Ultrasound of a growing fetus in the womb at 23 weeks of age. Photo: Flickr / hose902, CC BY-NC-ND 2.0
Among all the goals of the Sustainable Development Goals (SDGs), family planning is recognized as the second best return on investment after education. The goal of “every pregnancy a planned pregnancy” and the realization of “gender” and “reproductive” rights are fundamental to strengthening women’s self-determination, gender equality and progress in health and economic development.
To underline its importance, the world celebrates September 26th as World Prevention Day. Awareness and knowledge of family planning are important to India, where nearly 27,000 women die each year during childbirth, sterilization camps and abortions can be avoided.
But despite seven decades of government-sponsored family planning campaigns in India that mainly focused on women, the dialogue about “sex” and “contraception” remained private and confined to the family. Public discourse on sex education and contraception has been hampered by social taboos and has also escaped the attention of the mainstream media. Due to a lack of access to quality contraception and awareness raising, women in India get pregnant when they are not ready or do not want to become pregnant. A significant proportion of women also have no freedom of choice when it comes to family planning.
Of the four main family planning goals – the time of birth, the interval between births, the birth control and protection from sexual and reproductive infections – India is only making good progress on the third. Most states have already achieved their goal of two children per woman; some others are on track to achieve the goal. The unmet need – i.e. when women want to limit births but have no access to the desired contraceptives – is still around 20% of family planning. A “major demographic conundrum” that experts have still not been able to explain is how the average number of births per woman in a country can fall if general contraceptive use either stagnates or declines.
There are three main reasons for the poor performance of the family planning program in India.
1. Failure to implement a gender equitable, reproductive rights-based approach
From the beginning, female sterilization has been the dominant method of fertility control.

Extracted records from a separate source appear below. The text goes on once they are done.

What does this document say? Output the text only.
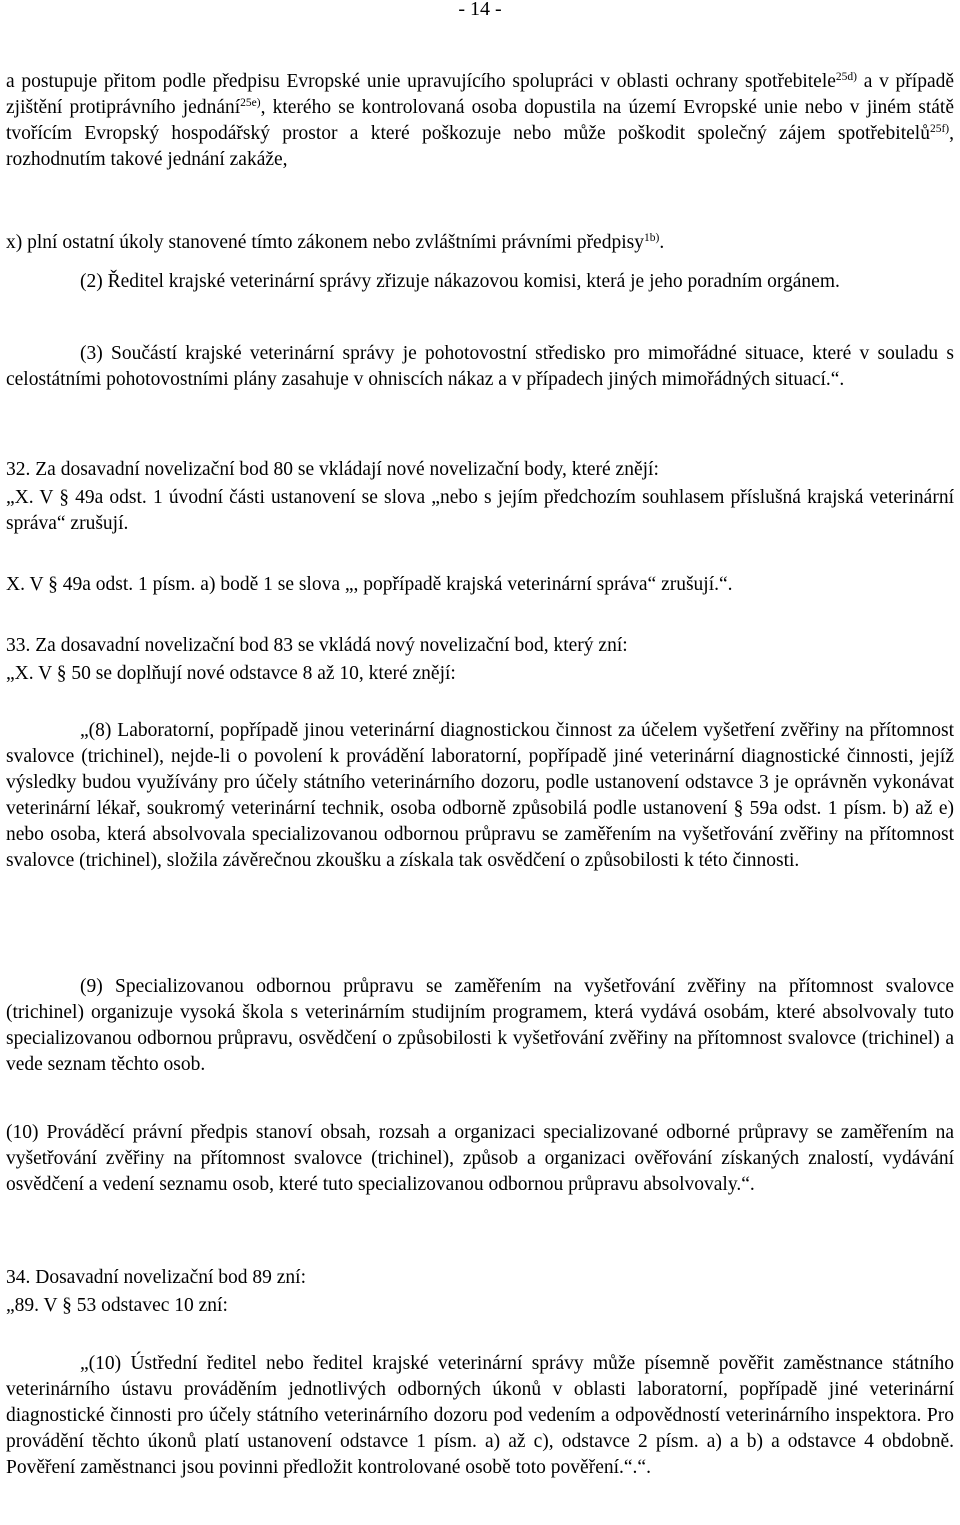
- 14 -
a postupuje přitom podle předpisu Evropské unie upravujícího spolupráci v oblasti ochrany spotřebitele$^{25d)}$ a v případě zjištění protiprávního jednání$^{25e)}$, kterého se kontrolovaná osoba dopustila na území Evropské unie nebo v jiném státě tvořícím Evropský hospodářský prostor a které poškozuje nebo může poškodit společný zájem spotřebitelů$^{25f)}$, rozhodnutím takové jednání zakáže,
x) plní ostatní úkoly stanovené tímto zákonem nebo zvláštními právními předpisy$^{1b)}$.
(2) Ředitel krajské veterinární správy zřizuje nákazovou komisi, která je jeho poradním orgánem.
(3) Součástí krajské veterinární správy je pohotovostní středisko pro mimořádné situace, které v souladu s celostátními pohotovostními plány zasahuje v ohniscích nákaz a v případech jiných mimořádných situací.“.
32. Za dosavadní novelizační bod 80 se vkládají nové novelizační body, které znějí:
„X. V § 49a odst. 1 úvodní části ustanovení se slova „nebo s jejím předchozím souhlasem příslušná krajská veterinární správa“ zrušují.
X. V § 49a odst. 1 písm. a) bodě 1 se slova „, popřípadě krajská veterinární správa“ zrušují.“.
33. Za dosavadní novelizační bod 83 se vkládá nový novelizační bod, který zní:
„X. V § 50 se doplňují nové odstavce 8 až 10, které znějí:
„(8) Laboratorní, popřípadě jinou veterinární diagnostickou činnost za účelem vyšetření zvěřiny na přítomnost svalovce (trichinel), nejde-li o povolení k provádění laboratorní, popřípadě jiné veterinární diagnostické činnosti, jejíž výsledky budou využívány pro účely státního veterinárního dozoru, podle ustanovení odstavce 3 je oprávněn vykonávat veterinární lékař, soukromý veterinární technik, osoba odborně způsobilá podle ustanovení § 59a odst. 1 písm. b) až e) nebo osoba, která absolvovala specializovanou odbornou průpravu se zaměřením na vyšetřování zvěřiny na přítomnost svalovce (trichinel), složila závěrečnou zkoušku a získala tak osvědčení o způsobilosti k této činnosti.
(9) Specializovanou odbornou průpravu se zaměřením na vyšetřování zvěřiny na přítomnost svalovce (trichinel) organizuje vysoká škola s veterinárním studijním programem, která vydává osobám, které absolvovaly tuto specializovanou odbornou průpravu, osvědčení o způsobilosti k vyšetřování zvěřiny na přítomnost svalovce (trichinel) a vede seznam těchto osob.
(10) Prováděcí právní předpis stanoví obsah, rozsah a organizaci specializované odborné průpravy se zaměřením na vyšetřování zvěřiny na přítomnost svalovce (trichinel), způsob a organizaci ověřování získaných znalostí, vydávání osvědčení a vedení seznamu osob, které tuto specializovanou odbornou průpravu absolvovaly.“.
34. Dosavadní novelizační bod 89 zní:
„89. V § 53 odstavec 10 zní:
„(10) Ústřední ředitel nebo ředitel krajské veterinární správy může písemně pověřit zaměstnance státního veterinárního ústavu prováděním jednotlivých odborných úkonů v oblasti laboratorní, popřípadě jiné veterinární diagnostické činnosti pro účely státního veterinárního dozoru pod vedením a odpovědností veterinárního inspektora. Pro provádění těchto úkonů platí ustanovení odstavce 1 písm. a) až c), odstavce 2 písm. a) a b) a odstavce 4 obdobně. Pověření zaměstnanci jsou povinni předložit kontrolované osobě toto pověření.“.“.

Except during the emergency (1975-1977), male sterilization did not contribute significantly to family planning programs. And even during the emergency, the man’s sterilization was compulsory. Unsurprisingly, the “contribution” of male sterilization has decreased from 8% to less than 1% over the past three decades.

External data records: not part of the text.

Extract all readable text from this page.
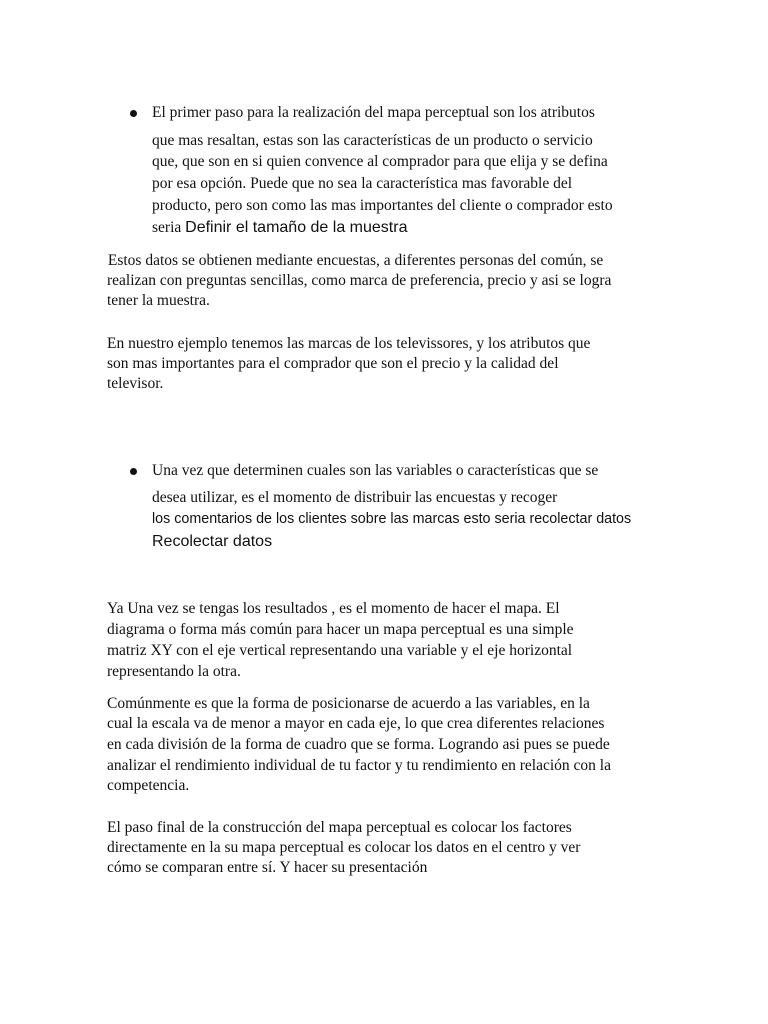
El primer paso para la realización del mapa perceptual son los atributos
que mas resaltan, estas son las características de un producto o servicio
que, que son en si quien convence al comprador para que elija y se defina
por esa opción. Puede que no sea la característica mas favorable del
producto, pero son como las mas importantes del cliente o comprador esto
seria Definir el tamaño de la muestra
Estos datos se obtienen mediante encuestas, a diferentes personas del común, se
realizan con preguntas sencillas, como marca de preferencia, precio y asi se logra
tener la muestra.
En nuestro ejemplo tenemos las marcas de los televissores, y los atributos que
son mas importantes para el comprador que son el precio y la calidad del
televisor.
Una vez que determinen cuales son las variables o características que se
desea utilizar, es el momento de distribuir las encuestas y recoger
los comentarios de los clientes sobre las marcas esto seria recolectar datos
Recolectar datos
Ya Una vez se tengas los resultados , es el momento de hacer el mapa. El
diagrama o forma más común para hacer un mapa perceptual es una simple
matriz XY con el eje vertical representando una variable y el eje horizontal
representando la otra.
Comúnmente es que la forma de posicionarse de acuerdo a las variables, en la
cual la escala va de menor a mayor en cada eje, lo que crea diferentes relaciones
en cada división de la forma de cuadro que se forma. Logrando asi pues se puede
analizar el rendimiento individual de tu factor y tu rendimiento en relación con la
competencia.
El paso final de la construcción del mapa perceptual es colocar los factores
directamente en la su mapa perceptual es colocar los datos en el centro y ver
cómo se comparan entre sí. Y hacer su presentación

Condoms gained popularity in the mid-1990s, when HIV / AIDS became more prevalent, thanks to public awareness and free distribution – but not so much afterwards. Methods such as injections and intrauterine devices have never been popular in India due to the lack of expertise and assistance and quality of care.

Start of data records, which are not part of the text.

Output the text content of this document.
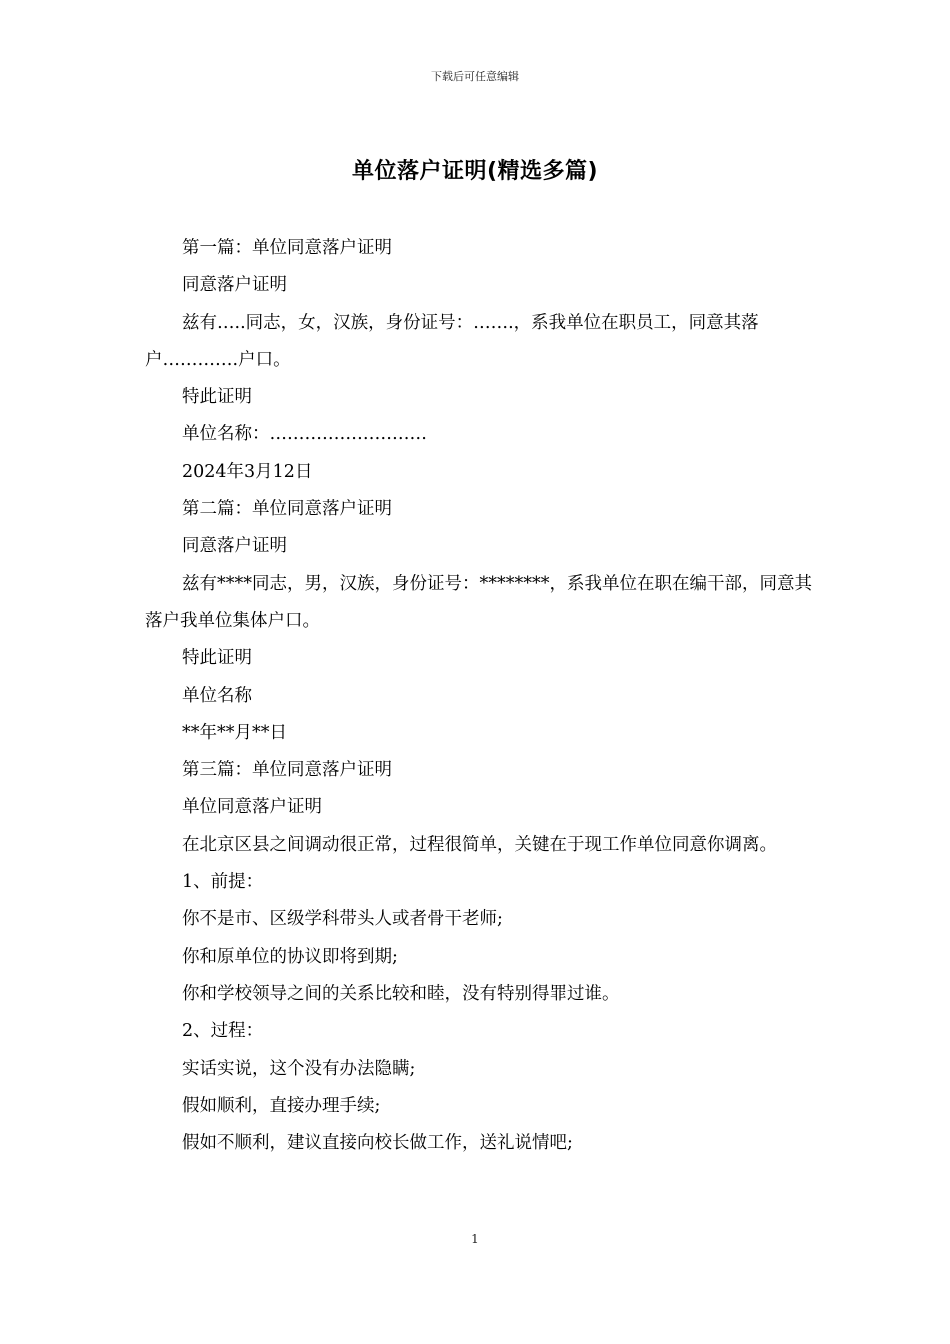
下载后可任意编辑
单位落户证明(精选多篇)

第一篇：单位同意落户证明

同意落户证明

兹有…..同志，女，汉族，身份证号：…….，系我单位在职员工，同意其落户………….户口。

特此证明

单位名称：………………………

2024年3月12日

第二篇：单位同意落户证明

同意落户证明

兹有****同志，男，汉族，身份证号：********，系我单位在职在编干部，同意其落户我单位集体户口。

特此证明

单位名称

**年**月**日

第三篇：单位同意落户证明

单位同意落户证明

在北京区县之间调动很正常，过程很简单，关键在于现工作单位同意你调离。

1、前提：

你不是市、区级学科带头人或者骨干老师;

你和原单位的协议即将到期;

你和学校领导之间的关系比较和睦，没有特别得罪过谁。

2、过程：

实话实说，这个没有办法隐瞒;

假如顺利，直接办理手续;

假如不顺利，建议直接向校长做工作，送礼说情吧;

1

In fact, even female sterilization suffers from quality problems. In India, many women have died after sterilization procedures, especially in mass sterilization camps.
2. Poor quality of care and overworked health workers
The conscious choice of contraceptives is the key to guaranteeing the reproductive rights of the individual – as advocated in the 2030 Agenda of the SGDs. But such decisions are not common in India. Only every third user has information on how to deal with side effects etc.
Ensuring the quality of care requires well-trained health service providers on the ground. Currently, incentive-based health workers on the front lines, like the Accredited Social Health Activist (ASHA) staff, are overwhelmed with multiple tasks and are poorly trained and paid. Incentives are based on quantity rather than quality of care. Therefore, the program design, implementation and evaluation itself often neglects the quality of care.
3. Reduce spending on basic family planning programs
The state is the primary source of contraception in India, so public spending on family planning is key to ensuring universal access. But at just 1.2% of GDP, India’s public health spending is among the lowest in the world.
This spending has decreased since the Government of India integrated the family planning program into its broader reproductive and maternal health program following the Cairo International Conference on Population and Development in 1994. And since India has reached reproductive fertility levels, public spending on family planning has become even less of a priority.
The goals of the Indian family planning program have always been skewed in favor of goal-oriented ways of limiting births at the expense of improving the quality and timing of birth. As the number of children per woman falls from year to year, the share of spending on core family planning services also falls. As a result, overall advances in the introduction of advanced contraceptives for distance methods have almost stagnated over the past decade.
Keep it up
We call for more investment to expand the possibilities for more and better self-administered contraception methods and to improve their accessibility, acceptance and affordability. Encouraging the participation of men and women in contraception decision-making also helps protect reproductive and gender rights.
Increasing the number of skilled and better paid frontline health workers is important to ensure better access to quality family planning with informed decision making for users. Further important measures are the expansion of research and development of contraceptive methods, the generation and evaluation of data on the quality of care and the consideration of the needs of different subpopulations (especially young adults).
Ultimately, the social stigma associated with family planning use and reporting must be removed in order to improve the health of the population. India needs to give family planning a new and big boost in order to achieve its SDGs.
Srinivas Goli is Assistant Professor at Jawaharlal Nehru University, New Delhi, and Research Fellow at the University of Western Australia, Perth. MD Juel Rana is a postdoc at the International Institute for Population Sciences, Mumbai.